The "glass-is-half-full" analysis of the Canadiens: They've got one of the league's fastest rosters, their prospects have a real shot at contributing this year, and their management is second to none. The "glass-is-half-empty" view: Their defense is, to put it charitably, rather charitable in providing opponents with offensive opportunities; their roster doesn't lack size, if we were talking about the league circa 1936; and Radek Bonk remains Radek Bonk. The truth? The playoffs are out of reach, but that's the last time you'll be able to say that about the Habs for quite a while.
Is it possible to add a 30-goal scorer and a mobile, puck-moving defenseman without improving your team? It is if the players are Miroslav Satan and Alexei Zhitnik, the Islanders' big offseason acquisitions. Neither could pull the Buffalo Sabres out of the league's basement when they were there, so it's a little unfair to presume they'll do just that for GM Mike Milbury.
Everybody who saw the Sabres run roughshod over the opposition during the last three weeks needs to relax and remember one thing: It's the preseason. "Pre" as in "pre-tend", "pre-dictable", "pre-mature" and "pre-posterous." Now, we're not implying the team's plethora of inexperienced youngsters won't lead them anywhere close to a playoff spot, let alone a Stanley Cup. Actually, scratch that. That's exactly what we're implying.
Those interested in the world's great mysteries now have a new addition to the likes of the Atlantis, Stonehenge and The Shroud of Turin: Glen Sather's continued employment with the Rangers. Try as he may - by bringing in high-risk, low-rewarders such as Martin Rucinsky and Martin Straka; by assembling a patchwork lineup of middling prospects and past-their-prime NHLers that is all but guaranteed of missing the playoffs for the eighth straight season - the Rangers GM just can't get fired.

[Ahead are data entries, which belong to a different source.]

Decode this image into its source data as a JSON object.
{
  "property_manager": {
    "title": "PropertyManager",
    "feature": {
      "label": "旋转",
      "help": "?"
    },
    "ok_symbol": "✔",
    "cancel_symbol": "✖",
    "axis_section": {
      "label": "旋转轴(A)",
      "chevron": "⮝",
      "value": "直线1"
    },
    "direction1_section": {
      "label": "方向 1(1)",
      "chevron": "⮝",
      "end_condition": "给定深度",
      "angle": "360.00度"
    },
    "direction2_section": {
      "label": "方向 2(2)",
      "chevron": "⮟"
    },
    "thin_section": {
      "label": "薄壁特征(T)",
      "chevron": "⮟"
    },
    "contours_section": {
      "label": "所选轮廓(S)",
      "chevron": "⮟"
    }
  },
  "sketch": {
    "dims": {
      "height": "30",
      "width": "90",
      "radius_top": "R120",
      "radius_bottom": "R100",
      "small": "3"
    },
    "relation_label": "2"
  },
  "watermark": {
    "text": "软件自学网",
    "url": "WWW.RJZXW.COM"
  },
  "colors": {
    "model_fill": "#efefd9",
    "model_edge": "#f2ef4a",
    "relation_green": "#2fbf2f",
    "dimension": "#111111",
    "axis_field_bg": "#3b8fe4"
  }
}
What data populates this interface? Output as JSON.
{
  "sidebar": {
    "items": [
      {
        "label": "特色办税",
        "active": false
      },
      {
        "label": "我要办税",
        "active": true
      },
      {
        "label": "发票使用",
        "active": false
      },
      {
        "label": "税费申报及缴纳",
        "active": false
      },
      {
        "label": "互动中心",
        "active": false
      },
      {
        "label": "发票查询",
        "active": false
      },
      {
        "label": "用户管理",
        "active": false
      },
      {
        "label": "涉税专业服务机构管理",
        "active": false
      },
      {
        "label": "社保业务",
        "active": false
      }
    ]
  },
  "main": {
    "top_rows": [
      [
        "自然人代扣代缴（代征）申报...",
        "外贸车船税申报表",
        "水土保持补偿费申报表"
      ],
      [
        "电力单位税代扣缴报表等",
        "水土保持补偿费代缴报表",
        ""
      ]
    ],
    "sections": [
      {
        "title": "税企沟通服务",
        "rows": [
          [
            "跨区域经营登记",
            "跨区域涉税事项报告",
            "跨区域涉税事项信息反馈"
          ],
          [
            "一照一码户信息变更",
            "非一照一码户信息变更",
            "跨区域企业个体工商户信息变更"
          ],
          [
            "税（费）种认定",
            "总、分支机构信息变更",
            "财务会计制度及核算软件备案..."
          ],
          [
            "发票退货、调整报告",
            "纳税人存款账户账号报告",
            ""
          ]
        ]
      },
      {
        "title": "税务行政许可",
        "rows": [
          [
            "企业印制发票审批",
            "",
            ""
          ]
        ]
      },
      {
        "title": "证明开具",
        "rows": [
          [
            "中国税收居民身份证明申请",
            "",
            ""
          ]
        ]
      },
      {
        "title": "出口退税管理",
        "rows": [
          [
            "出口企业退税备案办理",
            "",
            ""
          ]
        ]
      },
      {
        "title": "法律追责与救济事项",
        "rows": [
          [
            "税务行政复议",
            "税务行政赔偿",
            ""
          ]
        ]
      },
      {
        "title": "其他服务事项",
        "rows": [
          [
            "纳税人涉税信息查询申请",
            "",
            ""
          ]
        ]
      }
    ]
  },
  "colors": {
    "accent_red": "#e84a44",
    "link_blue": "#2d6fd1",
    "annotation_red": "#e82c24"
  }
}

The Hurricanes' offense was last in the league in 2003-04. Their penalty killing ranked 25th that season. GM Jim Rutherford added Cory Stillman and Ray Whitney this summer. He acquired Oleg Tverdovsky and Mike Commodore. There's a lot more shorin' to do before this franchise contends again.
Not that anybody asked, but here's a slogan the Capitals' marketing people may want to adopt for this season: Bad Things Happen To Good People. Glen Hanlon, Olie Kolzig and Brendan Witt, among others, don't deserve to be out of the playoff race by mid-December, but that's what's very likely to go down. At least Capitals fans will be able to watch Alexander Ovechkin smoke Sidney Crosby in the rookie points race.